Nothing could be further removed from the commandment that Jesus holds forth in today's Gospel. "Love one another as I have loved you." Responding to this commandment requires an expansive heart, a wide embrace, a circle whose circumference is constantly growing-growing to take in all those we encounter with love, with the love that has first loved us and with awareness that all of humanity is created in God's image and likeness. Nothing demonstrates love more clearly than inclusion. Material gifts can wear out. Words can ring hollow and even kisses can betray. But being included knowing we belong that is a sure sign of genuine love. We do not and cannot count on just our own resources and energies to extend ourselves to one another in this way. Rather, we rely on the power of God, a God who is love personified. But love and I, God and I, had the wit to win. We drew a circle that took them in.


Homily

Jesus could not be more clear in today's Gospel. For in that gospel He gives us His one commandment-not ten but one commandment. It is this: we should love one another as He as loved us. How has Christ loved us? By including us in His very life. As Alice pointed our in her admonitio before the readings today, the chief sign of Christ's love is its ability to include what was excluded. As he hung on the cross, Jesus included the thief hanging at His right side, even though the thief did not deserve it. After his resurrection, Jesus included Peter among His apostles, even though Peter denied Him. Jesus included Cornelius as part of the early church, even though Cornelius was a Gentile. Jesus has included us into His very life even though we are weak and sinful. To love one another then as Christ has loved us we must be willing to include in our lives those who are excluded, those who are different, those who have no claim to our love. Every time we reach across a barrier, heal a hurt, forgive an enemy, we are following the commandment that Jesus gave us.

Now of course we cannot do this absolutely. Only Christ can love absolutely. We might find a person we cannot love. There may be a person who has hurt us so deeply, who is so manipulative or untrustworthy that including him or her in our life would be destructive to ourselves and others. If we find such a person we have both the right and perhaps even the duty to keep them at a distance. We can say to Christ, "You need to love this person because I cannot."
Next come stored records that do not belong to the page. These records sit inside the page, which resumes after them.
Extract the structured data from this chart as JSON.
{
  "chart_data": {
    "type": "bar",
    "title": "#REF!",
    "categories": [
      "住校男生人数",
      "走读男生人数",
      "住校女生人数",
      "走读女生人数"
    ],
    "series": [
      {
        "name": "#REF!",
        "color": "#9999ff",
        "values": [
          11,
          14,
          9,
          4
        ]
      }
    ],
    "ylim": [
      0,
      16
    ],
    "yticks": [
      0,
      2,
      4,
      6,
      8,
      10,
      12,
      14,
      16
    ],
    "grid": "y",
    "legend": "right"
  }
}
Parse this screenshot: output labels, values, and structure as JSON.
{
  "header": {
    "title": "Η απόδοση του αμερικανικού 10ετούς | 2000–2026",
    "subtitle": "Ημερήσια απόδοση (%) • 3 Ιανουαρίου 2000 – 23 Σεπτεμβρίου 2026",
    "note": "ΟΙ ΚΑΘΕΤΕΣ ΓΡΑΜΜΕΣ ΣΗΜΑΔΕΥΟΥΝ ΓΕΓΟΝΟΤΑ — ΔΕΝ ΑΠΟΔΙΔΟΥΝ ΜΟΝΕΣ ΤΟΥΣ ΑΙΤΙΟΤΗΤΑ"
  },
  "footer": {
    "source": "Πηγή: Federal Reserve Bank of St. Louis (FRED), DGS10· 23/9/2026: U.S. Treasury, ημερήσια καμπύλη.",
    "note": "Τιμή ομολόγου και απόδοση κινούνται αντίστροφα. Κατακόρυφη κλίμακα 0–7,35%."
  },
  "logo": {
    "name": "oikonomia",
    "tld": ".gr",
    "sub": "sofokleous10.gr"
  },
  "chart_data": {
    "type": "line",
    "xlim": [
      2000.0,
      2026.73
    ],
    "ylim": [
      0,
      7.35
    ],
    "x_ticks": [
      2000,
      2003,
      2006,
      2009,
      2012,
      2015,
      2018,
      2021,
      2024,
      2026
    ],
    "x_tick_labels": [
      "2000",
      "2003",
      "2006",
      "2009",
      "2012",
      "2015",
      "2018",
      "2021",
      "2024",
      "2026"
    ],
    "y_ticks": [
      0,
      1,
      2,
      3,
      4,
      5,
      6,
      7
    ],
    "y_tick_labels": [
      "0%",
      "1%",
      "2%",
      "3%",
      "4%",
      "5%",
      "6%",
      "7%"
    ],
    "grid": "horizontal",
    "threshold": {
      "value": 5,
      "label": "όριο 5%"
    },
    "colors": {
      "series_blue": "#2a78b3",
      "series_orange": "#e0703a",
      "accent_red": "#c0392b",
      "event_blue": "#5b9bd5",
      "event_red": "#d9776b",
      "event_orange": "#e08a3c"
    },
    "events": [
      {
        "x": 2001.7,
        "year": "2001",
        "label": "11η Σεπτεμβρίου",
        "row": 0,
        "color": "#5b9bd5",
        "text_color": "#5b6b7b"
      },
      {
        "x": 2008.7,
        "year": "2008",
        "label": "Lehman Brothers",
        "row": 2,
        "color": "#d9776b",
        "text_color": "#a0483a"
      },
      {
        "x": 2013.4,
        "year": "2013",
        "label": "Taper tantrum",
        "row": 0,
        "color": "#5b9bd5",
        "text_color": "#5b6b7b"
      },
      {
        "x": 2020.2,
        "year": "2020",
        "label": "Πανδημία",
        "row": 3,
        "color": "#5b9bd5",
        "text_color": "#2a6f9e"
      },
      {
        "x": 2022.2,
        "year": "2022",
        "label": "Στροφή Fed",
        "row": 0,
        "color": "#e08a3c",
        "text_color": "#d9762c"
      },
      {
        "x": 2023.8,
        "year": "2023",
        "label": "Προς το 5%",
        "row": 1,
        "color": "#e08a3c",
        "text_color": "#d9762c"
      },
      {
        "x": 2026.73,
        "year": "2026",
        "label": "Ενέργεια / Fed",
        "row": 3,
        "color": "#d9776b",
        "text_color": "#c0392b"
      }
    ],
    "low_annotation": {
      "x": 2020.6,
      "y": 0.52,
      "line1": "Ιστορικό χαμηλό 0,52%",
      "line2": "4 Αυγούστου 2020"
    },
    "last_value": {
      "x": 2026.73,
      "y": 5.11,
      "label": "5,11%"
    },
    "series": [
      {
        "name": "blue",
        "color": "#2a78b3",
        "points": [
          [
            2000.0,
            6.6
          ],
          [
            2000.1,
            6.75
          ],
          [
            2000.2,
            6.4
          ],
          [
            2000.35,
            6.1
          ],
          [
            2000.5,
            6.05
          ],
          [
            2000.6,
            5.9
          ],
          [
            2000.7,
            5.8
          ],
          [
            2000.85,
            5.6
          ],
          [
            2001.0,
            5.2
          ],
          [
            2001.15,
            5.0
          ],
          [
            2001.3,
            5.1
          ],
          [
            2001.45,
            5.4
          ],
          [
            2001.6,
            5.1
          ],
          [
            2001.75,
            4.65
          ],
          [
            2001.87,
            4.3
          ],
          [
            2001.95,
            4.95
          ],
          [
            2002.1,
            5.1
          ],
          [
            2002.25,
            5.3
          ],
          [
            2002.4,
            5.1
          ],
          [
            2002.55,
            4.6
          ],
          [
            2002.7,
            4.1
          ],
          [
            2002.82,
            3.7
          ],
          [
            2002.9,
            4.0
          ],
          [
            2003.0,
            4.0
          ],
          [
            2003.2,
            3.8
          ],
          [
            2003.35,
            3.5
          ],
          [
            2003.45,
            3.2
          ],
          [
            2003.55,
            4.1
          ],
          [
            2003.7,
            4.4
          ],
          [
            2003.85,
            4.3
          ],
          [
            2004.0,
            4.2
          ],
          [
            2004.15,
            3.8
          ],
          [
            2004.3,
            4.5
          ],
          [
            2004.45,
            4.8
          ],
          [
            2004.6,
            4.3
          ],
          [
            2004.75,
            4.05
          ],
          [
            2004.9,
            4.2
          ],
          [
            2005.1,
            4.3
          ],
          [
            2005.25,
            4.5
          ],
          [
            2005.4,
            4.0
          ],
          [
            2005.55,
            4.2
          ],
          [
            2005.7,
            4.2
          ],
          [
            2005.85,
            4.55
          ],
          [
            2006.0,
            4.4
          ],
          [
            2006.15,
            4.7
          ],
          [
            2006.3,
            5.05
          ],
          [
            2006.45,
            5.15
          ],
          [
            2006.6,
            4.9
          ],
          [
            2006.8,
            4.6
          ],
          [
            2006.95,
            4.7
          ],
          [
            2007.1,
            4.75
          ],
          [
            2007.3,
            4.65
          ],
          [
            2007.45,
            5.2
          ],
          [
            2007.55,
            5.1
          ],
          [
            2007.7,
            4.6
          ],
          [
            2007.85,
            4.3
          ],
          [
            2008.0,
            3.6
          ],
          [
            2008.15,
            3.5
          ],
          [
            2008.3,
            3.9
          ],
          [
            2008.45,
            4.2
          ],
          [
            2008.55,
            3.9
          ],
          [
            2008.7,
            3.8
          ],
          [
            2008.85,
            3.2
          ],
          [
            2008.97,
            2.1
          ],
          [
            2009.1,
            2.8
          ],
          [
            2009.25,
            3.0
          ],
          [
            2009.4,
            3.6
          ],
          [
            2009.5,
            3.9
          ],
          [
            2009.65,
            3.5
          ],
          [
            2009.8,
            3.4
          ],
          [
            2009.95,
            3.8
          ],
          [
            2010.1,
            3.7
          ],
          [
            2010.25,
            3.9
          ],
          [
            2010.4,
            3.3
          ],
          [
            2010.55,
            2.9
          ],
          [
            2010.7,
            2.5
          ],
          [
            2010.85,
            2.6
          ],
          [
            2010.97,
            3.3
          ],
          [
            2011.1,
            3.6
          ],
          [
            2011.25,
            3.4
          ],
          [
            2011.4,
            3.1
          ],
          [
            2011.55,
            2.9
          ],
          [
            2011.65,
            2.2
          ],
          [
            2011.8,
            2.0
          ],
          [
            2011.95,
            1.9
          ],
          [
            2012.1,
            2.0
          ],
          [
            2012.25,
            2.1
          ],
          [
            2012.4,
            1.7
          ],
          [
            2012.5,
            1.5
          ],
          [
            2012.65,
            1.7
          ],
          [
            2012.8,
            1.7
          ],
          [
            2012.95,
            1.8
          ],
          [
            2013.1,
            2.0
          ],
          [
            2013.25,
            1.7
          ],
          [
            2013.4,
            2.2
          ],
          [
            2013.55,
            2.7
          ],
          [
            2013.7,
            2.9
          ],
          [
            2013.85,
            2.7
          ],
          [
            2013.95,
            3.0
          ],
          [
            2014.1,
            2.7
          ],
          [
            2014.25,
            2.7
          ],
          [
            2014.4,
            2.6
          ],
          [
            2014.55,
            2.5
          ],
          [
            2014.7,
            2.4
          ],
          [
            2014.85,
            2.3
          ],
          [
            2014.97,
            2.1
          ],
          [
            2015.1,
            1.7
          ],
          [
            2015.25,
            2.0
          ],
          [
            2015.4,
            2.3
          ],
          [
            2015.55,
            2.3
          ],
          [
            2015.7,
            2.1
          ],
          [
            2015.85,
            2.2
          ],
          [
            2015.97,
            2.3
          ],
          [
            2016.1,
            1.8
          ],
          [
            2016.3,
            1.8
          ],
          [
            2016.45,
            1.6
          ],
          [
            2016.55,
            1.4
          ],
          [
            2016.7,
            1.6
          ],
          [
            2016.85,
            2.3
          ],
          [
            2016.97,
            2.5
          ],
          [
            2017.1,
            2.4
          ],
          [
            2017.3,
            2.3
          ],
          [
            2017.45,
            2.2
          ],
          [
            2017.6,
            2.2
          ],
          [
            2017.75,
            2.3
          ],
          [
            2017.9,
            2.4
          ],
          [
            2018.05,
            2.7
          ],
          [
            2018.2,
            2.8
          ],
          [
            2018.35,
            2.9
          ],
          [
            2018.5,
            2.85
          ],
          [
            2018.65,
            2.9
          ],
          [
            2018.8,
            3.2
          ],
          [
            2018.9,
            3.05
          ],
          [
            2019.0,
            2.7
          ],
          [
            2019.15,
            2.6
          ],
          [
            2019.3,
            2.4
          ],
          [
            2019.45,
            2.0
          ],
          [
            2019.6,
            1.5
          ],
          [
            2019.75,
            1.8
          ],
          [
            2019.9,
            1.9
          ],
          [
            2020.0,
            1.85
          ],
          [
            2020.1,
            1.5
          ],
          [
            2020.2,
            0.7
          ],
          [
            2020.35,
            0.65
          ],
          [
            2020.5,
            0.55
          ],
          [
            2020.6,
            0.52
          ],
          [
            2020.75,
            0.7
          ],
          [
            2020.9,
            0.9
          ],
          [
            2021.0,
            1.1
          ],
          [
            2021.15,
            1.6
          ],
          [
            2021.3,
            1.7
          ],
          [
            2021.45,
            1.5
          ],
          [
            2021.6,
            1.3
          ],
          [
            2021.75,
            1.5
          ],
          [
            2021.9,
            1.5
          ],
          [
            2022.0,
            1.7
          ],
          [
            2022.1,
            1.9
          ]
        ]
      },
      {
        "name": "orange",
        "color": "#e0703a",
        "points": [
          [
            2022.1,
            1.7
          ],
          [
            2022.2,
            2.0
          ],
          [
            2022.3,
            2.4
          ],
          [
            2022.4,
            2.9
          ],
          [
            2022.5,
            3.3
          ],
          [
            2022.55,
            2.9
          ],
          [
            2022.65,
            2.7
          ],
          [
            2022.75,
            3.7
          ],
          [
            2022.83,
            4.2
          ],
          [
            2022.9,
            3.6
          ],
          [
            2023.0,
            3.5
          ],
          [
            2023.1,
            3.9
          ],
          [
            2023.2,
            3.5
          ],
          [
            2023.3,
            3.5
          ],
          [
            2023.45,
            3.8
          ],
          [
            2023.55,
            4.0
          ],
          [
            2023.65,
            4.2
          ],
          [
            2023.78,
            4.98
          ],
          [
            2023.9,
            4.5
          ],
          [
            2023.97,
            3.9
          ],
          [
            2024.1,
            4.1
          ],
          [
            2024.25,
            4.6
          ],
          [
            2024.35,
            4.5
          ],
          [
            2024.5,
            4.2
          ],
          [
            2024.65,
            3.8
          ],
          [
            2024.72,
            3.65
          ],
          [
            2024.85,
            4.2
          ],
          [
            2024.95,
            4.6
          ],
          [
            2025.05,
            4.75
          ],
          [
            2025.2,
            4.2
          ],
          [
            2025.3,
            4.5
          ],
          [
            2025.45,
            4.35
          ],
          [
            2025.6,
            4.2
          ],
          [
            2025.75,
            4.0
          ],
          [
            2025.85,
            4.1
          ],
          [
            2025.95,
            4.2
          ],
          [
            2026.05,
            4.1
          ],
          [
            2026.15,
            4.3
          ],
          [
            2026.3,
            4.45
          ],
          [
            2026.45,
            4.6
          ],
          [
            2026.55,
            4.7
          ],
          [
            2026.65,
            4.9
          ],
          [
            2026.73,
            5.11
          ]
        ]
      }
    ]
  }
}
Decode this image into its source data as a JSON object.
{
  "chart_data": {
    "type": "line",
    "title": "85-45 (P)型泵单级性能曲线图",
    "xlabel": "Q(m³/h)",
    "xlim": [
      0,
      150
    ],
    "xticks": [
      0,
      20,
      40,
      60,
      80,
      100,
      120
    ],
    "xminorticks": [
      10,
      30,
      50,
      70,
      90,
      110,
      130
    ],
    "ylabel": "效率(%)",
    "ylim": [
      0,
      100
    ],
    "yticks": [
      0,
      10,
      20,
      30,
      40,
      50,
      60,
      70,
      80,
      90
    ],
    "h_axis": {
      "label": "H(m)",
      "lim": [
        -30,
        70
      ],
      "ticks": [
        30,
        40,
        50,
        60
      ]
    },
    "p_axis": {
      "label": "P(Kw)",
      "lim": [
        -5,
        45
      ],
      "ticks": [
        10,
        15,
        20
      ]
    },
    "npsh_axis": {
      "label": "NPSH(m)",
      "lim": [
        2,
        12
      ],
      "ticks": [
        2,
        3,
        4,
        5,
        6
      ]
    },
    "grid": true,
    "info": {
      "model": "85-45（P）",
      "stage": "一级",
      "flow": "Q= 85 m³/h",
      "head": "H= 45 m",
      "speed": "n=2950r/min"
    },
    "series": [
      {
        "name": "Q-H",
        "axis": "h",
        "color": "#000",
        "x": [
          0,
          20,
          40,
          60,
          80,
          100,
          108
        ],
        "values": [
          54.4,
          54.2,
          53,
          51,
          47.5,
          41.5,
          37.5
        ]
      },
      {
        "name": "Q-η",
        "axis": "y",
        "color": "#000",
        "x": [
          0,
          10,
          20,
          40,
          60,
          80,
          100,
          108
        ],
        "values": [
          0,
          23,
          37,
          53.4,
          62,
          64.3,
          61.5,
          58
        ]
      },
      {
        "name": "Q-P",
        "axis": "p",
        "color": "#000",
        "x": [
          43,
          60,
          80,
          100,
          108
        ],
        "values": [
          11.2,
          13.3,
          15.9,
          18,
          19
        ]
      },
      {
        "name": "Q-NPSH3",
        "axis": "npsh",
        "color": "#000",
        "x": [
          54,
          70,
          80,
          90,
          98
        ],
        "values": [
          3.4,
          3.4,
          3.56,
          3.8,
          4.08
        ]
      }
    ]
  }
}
But such people are clearly a minority. For most of the people in our lives we are challenged to love them as Christ loved them. And we do this one person at a time. Is there a person in your neighborhood or in your workplace who is different, who you do not understand and who you could begin to reach out to? Is there someone in your family from whom you are estranged who you could begin to talk to again? Is there someone who hurt you who you could begin to forgive? Each time we do any of these things we are following the one commandment that Jesus gave us.

Of course following that commandment is not easy. The world is a hard place where people will continually disappoint us and misunderstand us and at times hurt us. But every time we are able to love them as Christ has loved us, then Christ and we together will have found the wit to win. For we will have drawn a circle that takes them in.